There have been initiatives in the past to bridge the ANSER network with the SWIFT network. These initiatives stalled, however, on technical complications and low interest in the corporate community. As the Japanese government has taken action to stimulate repatriating treasury operations to Japan, there seems to be a mentality shift which might lead to more demand from inside Japan for cross-border multi-bank connectivity in the coming years.
Obstructions to Multi-bank Roll-out
Most international and traditional local cash management banks in the region have advanced electronic banking interfaces for corporate banking. However the readiness of some of the fast-growing wholesale banks in the region is lacking. These regional wholesale banks in Asia Pacific have been growing strongly in the retail space over the last years and now need to invest in infrastructure that is scalable and supports future growth in corporate banking as well. Clearing infrastructure and electronic banking interfaces for corporate banking will probably advance in the next two years and will improve the feasibility of regional multi-bank solutions that also include the fast growing regional wholesale banks.
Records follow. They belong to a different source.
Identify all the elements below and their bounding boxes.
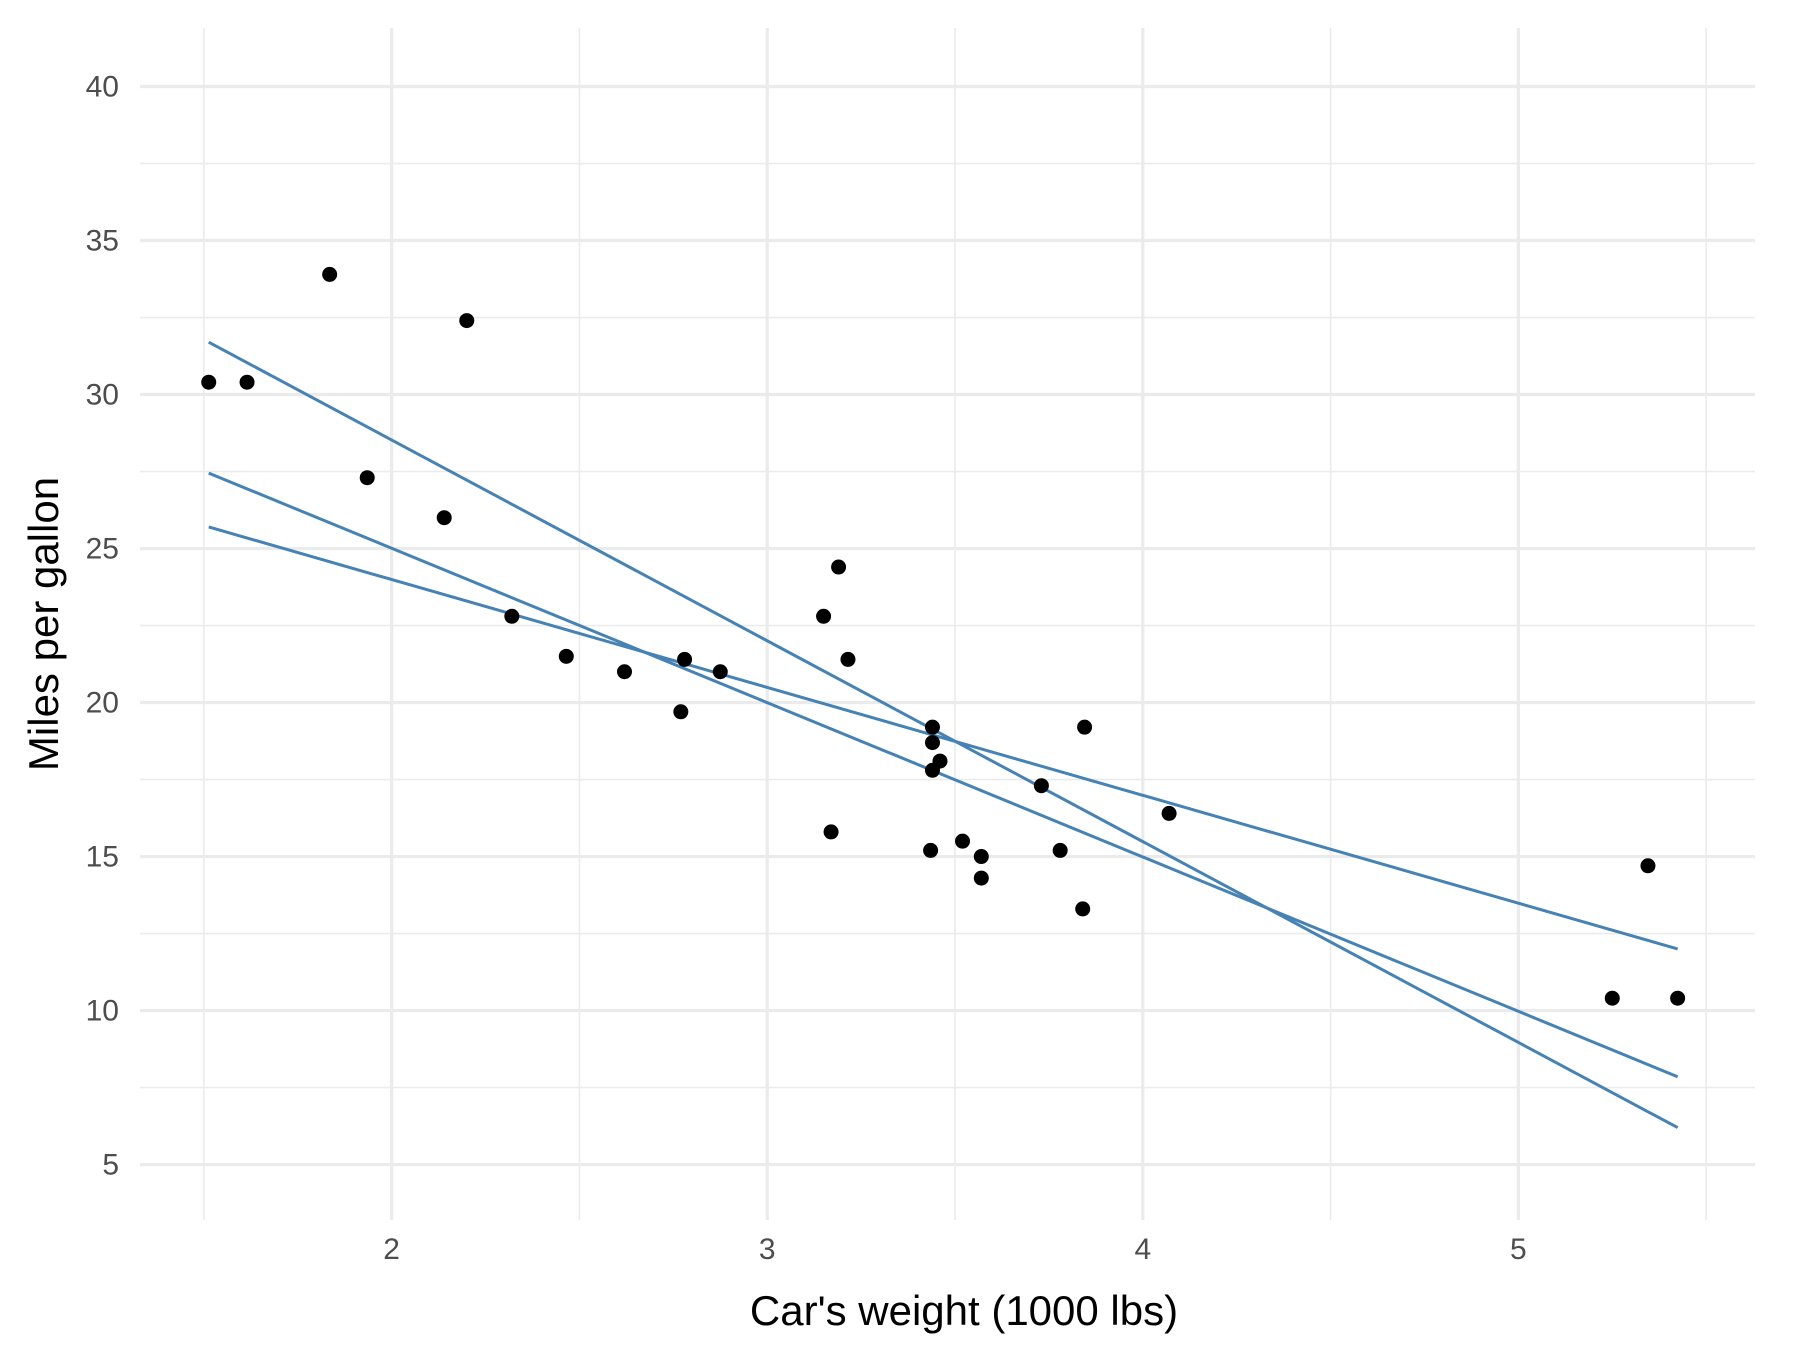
data-point <box>673 704 689 720</box>
y-tick-label: 40 <box>86 71 119 104</box>
regression-line <box>208 525 1679 951</box>
data-point <box>1604 990 1620 1006</box>
y-tick-label: 10 <box>86 995 119 1028</box>
regression-line <box>208 340 1679 1129</box>
data-point <box>201 374 217 390</box>
data-point <box>558 648 574 664</box>
data-point <box>1052 842 1068 858</box>
x-tick-label: 5 <box>1510 1233 1527 1266</box>
x-tick-label: 4 <box>1134 1233 1151 1266</box>
y-tick-label: 25 <box>86 533 119 566</box>
y-tick-label: 30 <box>86 379 119 412</box>
data-point <box>504 608 520 624</box>
data-point <box>322 266 338 282</box>
data-point <box>1033 778 1049 794</box>
y-tick-label: 20 <box>86 687 119 720</box>
x-axis-title: Car's weight (1000 lbs) <box>750 1287 1178 1334</box>
data-point <box>359 470 375 486</box>
data-point <box>617 664 632 680</box>
y-tick-label: 15 <box>86 841 119 874</box>
data-point <box>436 510 452 526</box>
data-point <box>923 842 939 858</box>
data-points <box>201 266 1686 1006</box>
regression-lines <box>208 340 1679 1129</box>
data-point <box>924 719 940 735</box>
data-point <box>1670 990 1686 1006</box>
data-point <box>840 651 856 667</box>
data-point <box>459 313 475 329</box>
x-axis-tick-labels: 2 3 4 5 <box>383 1233 1526 1266</box>
data-point <box>973 849 989 865</box>
minor-gridlines <box>140 28 1755 1220</box>
data-point <box>677 651 693 667</box>
data-point <box>973 870 989 886</box>
major-gridlines <box>140 28 1755 1220</box>
y-tick-label: 5 <box>102 1149 119 1182</box>
data-point <box>712 664 728 680</box>
data-point <box>1077 719 1093 735</box>
y-axis-tick-labels: 5 10 15 20 25 30 35 40 <box>86 71 119 1182</box>
data-point <box>816 608 832 624</box>
x-tick-label: 2 <box>383 1233 400 1266</box>
data-point <box>823 824 839 840</box>
data-point <box>831 559 847 575</box>
y-tick-label: 35 <box>86 225 119 258</box>
data-point <box>1161 805 1177 821</box>
data-point <box>239 374 255 390</box>
data-point <box>932 753 948 769</box>
x-tick-label: 3 <box>759 1233 776 1266</box>
data-point <box>1075 901 1091 917</box>
y-axis-title: Miles per gallon <box>20 477 67 771</box>
data-point <box>1640 858 1656 874</box>
data-point <box>955 833 971 849</box>
data-point <box>924 735 940 751</box>
regression-line <box>208 471 1679 1079</box>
Some country-specific legislation and differences in reporting complicate the rollout of cross border payment and cash management solutions in Asia Pacific. Some examples are:
- Limitations on currency outflows in some countries.
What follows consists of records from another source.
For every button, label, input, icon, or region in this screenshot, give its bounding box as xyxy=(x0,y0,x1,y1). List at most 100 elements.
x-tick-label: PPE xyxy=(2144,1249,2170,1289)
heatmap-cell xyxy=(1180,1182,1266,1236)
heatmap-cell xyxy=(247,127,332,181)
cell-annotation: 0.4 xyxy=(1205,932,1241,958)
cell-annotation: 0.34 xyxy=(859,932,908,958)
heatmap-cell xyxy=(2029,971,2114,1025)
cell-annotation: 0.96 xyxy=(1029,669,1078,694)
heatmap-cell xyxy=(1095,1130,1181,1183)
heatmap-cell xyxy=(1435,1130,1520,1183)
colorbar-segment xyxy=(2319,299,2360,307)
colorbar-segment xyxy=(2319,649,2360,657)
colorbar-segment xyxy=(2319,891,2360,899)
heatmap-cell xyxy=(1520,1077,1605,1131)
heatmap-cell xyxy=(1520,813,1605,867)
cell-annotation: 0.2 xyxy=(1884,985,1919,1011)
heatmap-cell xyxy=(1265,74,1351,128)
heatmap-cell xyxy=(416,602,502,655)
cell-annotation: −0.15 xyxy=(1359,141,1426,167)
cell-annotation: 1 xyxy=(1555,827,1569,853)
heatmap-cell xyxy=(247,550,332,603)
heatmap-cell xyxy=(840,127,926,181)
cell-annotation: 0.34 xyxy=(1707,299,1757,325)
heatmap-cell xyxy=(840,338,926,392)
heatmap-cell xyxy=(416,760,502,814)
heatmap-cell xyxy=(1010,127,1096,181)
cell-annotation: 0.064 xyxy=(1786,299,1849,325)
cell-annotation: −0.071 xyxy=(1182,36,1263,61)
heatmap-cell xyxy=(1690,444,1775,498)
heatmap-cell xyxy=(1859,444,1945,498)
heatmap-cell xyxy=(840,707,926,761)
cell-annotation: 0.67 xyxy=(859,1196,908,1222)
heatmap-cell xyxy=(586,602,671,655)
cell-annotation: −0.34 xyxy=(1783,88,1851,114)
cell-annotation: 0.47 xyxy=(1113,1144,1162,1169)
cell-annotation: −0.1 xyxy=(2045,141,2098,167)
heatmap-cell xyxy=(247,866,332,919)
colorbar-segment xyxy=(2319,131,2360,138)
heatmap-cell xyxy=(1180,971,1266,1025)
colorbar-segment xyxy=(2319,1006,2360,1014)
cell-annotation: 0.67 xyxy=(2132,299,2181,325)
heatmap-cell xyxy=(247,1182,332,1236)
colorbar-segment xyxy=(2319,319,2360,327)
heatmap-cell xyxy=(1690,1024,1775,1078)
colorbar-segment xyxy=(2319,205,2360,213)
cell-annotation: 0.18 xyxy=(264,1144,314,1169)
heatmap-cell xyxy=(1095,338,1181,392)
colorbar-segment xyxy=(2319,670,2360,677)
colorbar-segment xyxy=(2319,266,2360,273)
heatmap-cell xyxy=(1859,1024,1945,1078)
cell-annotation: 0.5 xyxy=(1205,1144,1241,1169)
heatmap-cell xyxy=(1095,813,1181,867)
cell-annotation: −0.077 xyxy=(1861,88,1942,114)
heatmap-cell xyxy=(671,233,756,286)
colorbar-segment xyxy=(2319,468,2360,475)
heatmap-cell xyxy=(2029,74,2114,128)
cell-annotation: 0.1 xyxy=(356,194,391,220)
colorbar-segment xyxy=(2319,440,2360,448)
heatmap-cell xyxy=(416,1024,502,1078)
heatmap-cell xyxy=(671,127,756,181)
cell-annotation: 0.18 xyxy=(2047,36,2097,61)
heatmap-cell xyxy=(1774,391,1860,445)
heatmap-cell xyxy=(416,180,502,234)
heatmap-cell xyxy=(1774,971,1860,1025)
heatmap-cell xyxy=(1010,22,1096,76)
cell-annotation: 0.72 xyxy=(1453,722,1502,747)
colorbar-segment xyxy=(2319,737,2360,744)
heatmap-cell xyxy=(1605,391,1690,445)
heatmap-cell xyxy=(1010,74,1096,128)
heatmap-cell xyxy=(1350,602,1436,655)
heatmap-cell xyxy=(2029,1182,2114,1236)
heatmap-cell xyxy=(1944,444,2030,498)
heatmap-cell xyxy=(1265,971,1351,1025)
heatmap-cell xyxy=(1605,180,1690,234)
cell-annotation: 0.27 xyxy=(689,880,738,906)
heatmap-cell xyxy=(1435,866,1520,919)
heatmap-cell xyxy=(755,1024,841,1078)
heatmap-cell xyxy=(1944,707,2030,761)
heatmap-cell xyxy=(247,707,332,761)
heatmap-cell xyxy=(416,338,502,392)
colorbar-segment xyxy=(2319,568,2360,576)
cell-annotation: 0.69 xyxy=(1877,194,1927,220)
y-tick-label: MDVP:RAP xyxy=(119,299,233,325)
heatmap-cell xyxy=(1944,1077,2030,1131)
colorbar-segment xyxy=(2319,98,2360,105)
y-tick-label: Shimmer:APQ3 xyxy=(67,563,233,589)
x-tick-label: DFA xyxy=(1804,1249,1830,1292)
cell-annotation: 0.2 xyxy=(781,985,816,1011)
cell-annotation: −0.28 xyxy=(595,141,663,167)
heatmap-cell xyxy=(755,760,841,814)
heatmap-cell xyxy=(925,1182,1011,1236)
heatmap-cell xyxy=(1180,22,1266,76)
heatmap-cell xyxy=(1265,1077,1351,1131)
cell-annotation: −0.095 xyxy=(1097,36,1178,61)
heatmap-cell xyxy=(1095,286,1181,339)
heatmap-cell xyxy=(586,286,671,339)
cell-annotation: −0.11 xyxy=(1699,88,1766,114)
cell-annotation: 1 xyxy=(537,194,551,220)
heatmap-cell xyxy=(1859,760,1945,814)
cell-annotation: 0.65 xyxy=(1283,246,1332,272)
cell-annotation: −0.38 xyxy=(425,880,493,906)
- Specific central bank reporting obligations for international payments.
- Local legislations such as the certification requirements of electronic banking systems in China.
Asia Pacific is clearly lagging behind with regard to corporations adopting and implementing solutions for multi-bank connectivity. There are a number of economical, cultural and technical obstacles that Asian corporations have to overcome when rolling out payment, cash management or treasury solutions with multi-bank connectivity. Very low cost of bank proprietary electronic banking solutions and low cost of labour make it hard for decision makers to build a profitable and defendable business case to invest in bank agnostic connectivity platforms like SWIFT. The radical drop of TCO for corporate SWIFT connectivity over the recent years is starting to change the tide and return on investment (ROI) calculations are looking more attractive.
A large number of the Asian companies that do sign up for SWIFT use their solution to manage their accounts in the US and Europe and less so for managing domestic accounts in the Asian countries with local banking partners. However, as European and North American companies are wrapping up the roll out in their regions, they start to look for maximising the return on investment and aim at incorporating their Asian business units into these solutions as a next phase. This is certainly the case for the early adopters of SWIFT connectivity. This trend, in combination with a broader acceptance for the ISO 20022 standard by the large global cash management banks, will put the pressure on regional banks to follow and invest in structural solutions that better serve the lucrative large caps space for cash management, treasury and payment services.
It will not happen overnight, but the barriers are slowly disappearing and the trend first noticeable in Europe and North America – of large corporations moving to multi-bank solutions rather than relying on bank proprietary interfaces – will likely pick up in Asia Pacific in the coming years as well.